WALTERBORO, SC—On February 8, at approximately 12:30 p.m., Judge Clifton Newman ordered the evacuation of the Colleton County Courthouse in Walterboro, South Carolina due to a credible bomb threat.

Alex Murdaugh with wife, Maggie, and son, Paul.

Alex Murdaugh is on trial for the double murder of his wife and son. The court was about to hear the 38th and final witness, Dwight Falkofske, who is an electronics engineer for the FBI when the courtroom was evacuated.

“Ladies and gentlemen, we have to evacuate the building at this time so we’ll be in recess until we discover what’s going on,” said Judge Newman who noted the court would reconvene at 2:30 p.m.
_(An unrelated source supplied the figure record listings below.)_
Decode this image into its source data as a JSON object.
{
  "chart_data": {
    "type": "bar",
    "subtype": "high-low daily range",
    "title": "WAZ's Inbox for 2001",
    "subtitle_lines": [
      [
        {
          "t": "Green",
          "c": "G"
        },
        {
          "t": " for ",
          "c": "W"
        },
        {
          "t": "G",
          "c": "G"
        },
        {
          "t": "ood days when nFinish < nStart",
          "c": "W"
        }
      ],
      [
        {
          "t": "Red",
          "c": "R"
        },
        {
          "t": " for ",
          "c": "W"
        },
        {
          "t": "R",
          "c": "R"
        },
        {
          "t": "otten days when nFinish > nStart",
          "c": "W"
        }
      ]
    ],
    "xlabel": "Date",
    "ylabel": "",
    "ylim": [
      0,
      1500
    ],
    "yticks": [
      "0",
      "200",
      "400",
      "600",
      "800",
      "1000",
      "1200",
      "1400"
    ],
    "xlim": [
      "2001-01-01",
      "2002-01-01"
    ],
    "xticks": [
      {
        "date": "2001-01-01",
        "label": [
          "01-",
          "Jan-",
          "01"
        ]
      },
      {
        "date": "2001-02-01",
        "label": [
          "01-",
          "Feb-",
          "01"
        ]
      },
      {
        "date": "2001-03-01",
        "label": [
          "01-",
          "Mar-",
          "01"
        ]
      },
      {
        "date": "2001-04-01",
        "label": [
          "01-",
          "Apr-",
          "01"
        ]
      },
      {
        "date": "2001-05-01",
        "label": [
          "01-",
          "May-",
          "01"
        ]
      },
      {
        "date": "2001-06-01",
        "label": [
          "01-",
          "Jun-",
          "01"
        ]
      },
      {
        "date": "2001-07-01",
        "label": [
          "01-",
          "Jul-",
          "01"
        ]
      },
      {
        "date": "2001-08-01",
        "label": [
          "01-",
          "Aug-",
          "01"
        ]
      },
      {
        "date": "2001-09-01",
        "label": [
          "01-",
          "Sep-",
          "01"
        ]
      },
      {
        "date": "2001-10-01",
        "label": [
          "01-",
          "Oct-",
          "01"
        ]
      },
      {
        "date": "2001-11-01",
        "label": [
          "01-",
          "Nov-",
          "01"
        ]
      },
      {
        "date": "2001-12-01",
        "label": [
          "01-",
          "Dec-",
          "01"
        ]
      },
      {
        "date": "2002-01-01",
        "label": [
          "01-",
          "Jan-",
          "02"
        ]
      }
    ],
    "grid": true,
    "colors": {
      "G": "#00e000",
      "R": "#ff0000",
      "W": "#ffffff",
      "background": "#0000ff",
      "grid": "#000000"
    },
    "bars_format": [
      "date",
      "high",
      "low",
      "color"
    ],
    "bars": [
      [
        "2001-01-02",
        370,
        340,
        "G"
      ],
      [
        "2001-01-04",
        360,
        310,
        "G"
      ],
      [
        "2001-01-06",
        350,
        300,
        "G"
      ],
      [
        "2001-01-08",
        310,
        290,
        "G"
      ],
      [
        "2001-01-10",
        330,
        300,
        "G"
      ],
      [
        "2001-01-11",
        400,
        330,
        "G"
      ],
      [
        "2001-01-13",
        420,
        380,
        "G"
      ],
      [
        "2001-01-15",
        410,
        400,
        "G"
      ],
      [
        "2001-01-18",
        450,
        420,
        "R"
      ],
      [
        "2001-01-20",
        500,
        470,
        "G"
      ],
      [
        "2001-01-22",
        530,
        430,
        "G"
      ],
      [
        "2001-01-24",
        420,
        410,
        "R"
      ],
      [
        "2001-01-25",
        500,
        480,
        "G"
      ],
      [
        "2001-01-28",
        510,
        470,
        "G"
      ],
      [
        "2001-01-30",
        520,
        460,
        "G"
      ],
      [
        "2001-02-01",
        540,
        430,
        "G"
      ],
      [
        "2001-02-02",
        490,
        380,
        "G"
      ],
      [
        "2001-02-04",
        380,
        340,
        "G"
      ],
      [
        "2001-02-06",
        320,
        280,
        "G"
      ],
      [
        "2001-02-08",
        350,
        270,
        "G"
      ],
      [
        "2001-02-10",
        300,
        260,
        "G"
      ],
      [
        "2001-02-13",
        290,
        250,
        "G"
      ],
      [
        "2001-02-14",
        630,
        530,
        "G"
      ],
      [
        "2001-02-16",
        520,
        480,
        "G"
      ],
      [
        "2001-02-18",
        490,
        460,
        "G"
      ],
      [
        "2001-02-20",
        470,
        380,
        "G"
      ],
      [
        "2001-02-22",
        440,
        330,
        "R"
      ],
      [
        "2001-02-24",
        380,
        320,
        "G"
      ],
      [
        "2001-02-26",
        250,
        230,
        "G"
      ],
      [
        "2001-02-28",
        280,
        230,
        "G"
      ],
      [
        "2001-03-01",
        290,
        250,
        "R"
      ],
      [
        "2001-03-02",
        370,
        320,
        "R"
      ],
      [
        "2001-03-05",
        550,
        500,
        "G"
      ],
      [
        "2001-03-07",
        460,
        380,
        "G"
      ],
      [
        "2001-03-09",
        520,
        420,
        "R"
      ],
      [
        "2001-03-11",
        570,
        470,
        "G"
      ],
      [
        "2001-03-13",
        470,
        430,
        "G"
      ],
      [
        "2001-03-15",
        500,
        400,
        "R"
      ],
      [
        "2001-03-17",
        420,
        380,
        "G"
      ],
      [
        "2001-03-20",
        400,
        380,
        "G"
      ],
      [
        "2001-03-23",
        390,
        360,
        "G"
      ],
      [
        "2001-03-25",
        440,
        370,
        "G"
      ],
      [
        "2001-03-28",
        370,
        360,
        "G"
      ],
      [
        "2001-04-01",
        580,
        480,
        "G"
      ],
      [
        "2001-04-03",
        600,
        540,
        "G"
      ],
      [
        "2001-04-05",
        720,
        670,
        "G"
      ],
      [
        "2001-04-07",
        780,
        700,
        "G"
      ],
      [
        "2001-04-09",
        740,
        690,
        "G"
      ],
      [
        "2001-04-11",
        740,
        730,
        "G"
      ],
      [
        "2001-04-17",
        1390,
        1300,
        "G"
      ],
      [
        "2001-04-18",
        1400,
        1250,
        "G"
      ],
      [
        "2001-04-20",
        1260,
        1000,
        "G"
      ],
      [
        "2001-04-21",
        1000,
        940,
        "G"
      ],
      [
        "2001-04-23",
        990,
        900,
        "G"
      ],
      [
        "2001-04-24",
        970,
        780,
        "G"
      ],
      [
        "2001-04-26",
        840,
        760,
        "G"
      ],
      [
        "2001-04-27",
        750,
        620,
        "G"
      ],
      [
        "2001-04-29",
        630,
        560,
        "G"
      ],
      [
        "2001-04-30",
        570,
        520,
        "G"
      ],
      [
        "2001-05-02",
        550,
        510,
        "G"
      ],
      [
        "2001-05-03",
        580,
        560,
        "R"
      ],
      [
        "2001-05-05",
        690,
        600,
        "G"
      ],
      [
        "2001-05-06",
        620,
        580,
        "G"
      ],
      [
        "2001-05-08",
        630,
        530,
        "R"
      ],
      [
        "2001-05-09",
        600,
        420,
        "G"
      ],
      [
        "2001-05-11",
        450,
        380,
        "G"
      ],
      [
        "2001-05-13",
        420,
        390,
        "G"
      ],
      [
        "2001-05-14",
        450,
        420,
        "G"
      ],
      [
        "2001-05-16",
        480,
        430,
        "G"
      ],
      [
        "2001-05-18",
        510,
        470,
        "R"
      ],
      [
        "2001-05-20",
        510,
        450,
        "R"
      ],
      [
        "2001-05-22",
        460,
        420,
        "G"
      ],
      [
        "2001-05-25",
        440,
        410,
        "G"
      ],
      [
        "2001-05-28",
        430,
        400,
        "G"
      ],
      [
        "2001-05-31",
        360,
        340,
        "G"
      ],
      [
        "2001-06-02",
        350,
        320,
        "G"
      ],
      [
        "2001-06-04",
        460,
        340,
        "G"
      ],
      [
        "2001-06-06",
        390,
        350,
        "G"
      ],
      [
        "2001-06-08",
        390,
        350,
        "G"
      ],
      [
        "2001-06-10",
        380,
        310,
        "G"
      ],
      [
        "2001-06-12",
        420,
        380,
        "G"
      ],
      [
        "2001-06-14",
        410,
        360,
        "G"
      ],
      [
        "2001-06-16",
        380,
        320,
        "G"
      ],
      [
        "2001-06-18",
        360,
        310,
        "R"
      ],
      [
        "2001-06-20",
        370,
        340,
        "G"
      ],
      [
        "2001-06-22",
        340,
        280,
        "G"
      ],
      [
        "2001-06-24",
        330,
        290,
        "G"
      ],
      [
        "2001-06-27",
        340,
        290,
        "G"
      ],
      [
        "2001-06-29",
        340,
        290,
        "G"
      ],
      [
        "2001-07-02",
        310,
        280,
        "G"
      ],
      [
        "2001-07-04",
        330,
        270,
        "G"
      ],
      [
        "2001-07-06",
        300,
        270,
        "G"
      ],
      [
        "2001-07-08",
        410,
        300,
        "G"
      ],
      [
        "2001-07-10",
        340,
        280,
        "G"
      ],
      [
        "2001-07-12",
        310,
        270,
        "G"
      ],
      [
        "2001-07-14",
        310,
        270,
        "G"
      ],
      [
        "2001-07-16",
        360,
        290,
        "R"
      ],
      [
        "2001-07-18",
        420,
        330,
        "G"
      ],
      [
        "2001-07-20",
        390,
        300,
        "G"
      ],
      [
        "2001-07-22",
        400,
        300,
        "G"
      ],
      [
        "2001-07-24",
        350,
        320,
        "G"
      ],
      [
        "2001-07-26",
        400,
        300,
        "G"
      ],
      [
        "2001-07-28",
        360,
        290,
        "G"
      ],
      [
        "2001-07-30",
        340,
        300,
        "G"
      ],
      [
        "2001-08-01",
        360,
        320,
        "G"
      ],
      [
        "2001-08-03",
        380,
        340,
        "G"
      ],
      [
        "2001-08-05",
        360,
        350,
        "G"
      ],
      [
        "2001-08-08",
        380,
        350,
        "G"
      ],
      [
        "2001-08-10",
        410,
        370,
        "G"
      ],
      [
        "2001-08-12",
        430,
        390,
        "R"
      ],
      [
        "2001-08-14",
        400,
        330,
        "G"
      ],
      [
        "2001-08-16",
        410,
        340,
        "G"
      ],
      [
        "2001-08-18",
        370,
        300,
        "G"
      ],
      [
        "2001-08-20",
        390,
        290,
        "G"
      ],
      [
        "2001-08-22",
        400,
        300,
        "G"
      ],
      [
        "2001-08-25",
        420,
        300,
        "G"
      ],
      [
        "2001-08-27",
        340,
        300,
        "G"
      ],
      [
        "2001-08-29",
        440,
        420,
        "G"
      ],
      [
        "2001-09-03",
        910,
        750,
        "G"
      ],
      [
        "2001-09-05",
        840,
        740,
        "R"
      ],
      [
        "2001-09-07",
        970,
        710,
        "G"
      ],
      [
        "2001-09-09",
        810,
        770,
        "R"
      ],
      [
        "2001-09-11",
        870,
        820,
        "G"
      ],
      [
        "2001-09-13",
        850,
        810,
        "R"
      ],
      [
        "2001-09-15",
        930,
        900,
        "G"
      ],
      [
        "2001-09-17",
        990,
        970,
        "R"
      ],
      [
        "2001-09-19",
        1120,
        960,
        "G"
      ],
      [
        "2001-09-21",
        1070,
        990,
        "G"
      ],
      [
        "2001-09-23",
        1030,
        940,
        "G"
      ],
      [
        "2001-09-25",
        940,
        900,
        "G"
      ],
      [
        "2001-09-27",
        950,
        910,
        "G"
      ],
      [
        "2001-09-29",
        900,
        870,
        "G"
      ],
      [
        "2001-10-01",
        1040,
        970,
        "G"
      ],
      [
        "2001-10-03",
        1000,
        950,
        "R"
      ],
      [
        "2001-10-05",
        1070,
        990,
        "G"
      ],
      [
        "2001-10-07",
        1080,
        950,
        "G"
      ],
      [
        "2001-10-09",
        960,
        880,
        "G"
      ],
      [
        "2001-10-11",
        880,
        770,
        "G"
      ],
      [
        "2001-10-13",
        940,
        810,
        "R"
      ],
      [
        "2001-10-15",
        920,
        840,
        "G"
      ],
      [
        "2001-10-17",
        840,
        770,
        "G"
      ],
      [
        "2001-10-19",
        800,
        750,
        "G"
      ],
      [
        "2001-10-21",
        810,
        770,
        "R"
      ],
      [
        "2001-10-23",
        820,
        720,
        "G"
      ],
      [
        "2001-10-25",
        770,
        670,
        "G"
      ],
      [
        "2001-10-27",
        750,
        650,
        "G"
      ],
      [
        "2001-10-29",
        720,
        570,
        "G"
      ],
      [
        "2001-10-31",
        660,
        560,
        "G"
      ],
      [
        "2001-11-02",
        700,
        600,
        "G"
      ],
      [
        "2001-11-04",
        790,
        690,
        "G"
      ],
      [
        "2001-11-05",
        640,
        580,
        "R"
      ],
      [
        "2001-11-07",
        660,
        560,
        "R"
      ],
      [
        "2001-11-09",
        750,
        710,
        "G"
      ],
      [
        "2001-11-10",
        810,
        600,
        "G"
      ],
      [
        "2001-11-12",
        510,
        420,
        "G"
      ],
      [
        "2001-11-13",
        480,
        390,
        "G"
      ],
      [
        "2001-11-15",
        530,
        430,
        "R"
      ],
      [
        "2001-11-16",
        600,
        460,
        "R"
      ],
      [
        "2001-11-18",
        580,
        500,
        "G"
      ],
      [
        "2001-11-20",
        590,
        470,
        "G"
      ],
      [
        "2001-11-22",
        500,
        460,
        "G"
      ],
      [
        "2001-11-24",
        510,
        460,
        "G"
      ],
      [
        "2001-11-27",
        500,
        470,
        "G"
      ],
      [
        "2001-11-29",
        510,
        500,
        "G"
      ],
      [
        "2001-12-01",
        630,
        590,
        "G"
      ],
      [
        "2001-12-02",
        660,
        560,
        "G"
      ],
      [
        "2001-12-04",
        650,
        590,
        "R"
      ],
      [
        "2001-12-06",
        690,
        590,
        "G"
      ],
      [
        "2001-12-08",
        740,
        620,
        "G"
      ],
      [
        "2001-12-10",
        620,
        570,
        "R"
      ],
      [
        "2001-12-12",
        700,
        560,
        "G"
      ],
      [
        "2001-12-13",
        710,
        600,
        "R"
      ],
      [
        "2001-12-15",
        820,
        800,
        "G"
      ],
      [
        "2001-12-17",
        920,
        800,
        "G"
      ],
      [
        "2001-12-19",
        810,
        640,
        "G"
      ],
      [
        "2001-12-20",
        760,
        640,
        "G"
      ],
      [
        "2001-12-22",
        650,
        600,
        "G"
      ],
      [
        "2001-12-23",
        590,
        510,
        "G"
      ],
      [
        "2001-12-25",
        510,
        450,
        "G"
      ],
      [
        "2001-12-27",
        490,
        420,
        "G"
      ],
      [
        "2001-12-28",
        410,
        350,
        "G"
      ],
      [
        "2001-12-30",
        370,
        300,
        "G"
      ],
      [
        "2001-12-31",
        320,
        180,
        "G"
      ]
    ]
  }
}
Murdaugh was briefly escorted out of the building and driven off the property. Authorities moved the crowd across the street, while South Carolina Law Enforcement Division investigated.

Paul And Alex Jr.

Within the crowd was Murdaugh’s son, Alex Murdaugh Jr. who goes by, “Buster.” He was attending the trial with his girlfriend.

The jury and members of the court filed back into the courtroom at 2:30 p.m. with court back in session at 3:20 p.m. Judge Newman made no further mention of the bomb threat.

Murdaugh, 54, is on trial for the murder of his wife, Margaret “Maggie”, 52, and his son, Paul Murdaugh who were shot to death on June 7, 2021. Alex maintains his innocence indicating that he was taking a nap, and drove over to see his mother. Prosecutors submitted forensic evidence found by the FBI who reported that gunpowder residue was found on the accused’s clothing and seatbelt.

Judge Newman granted permission for Murdaugh’s financial crimes to be heard while court is in session due to the prosecution’s claim the murders were committed to cover up the financial crimes by the defendant who allegedly stole $8.5 million from at least 12 individuals.

“I find that the jury is entitled to consider whether the apparent desperation of Mr. Murdaugh because of his dire financial situation and the threat of being exposed for committing the crimes of which he was later charged with resulted in the commission of the alleged crimes. While the motive is not a necessary element, the state must prove malice, and evidence of motive may be used to prove it,” said Judge Newman.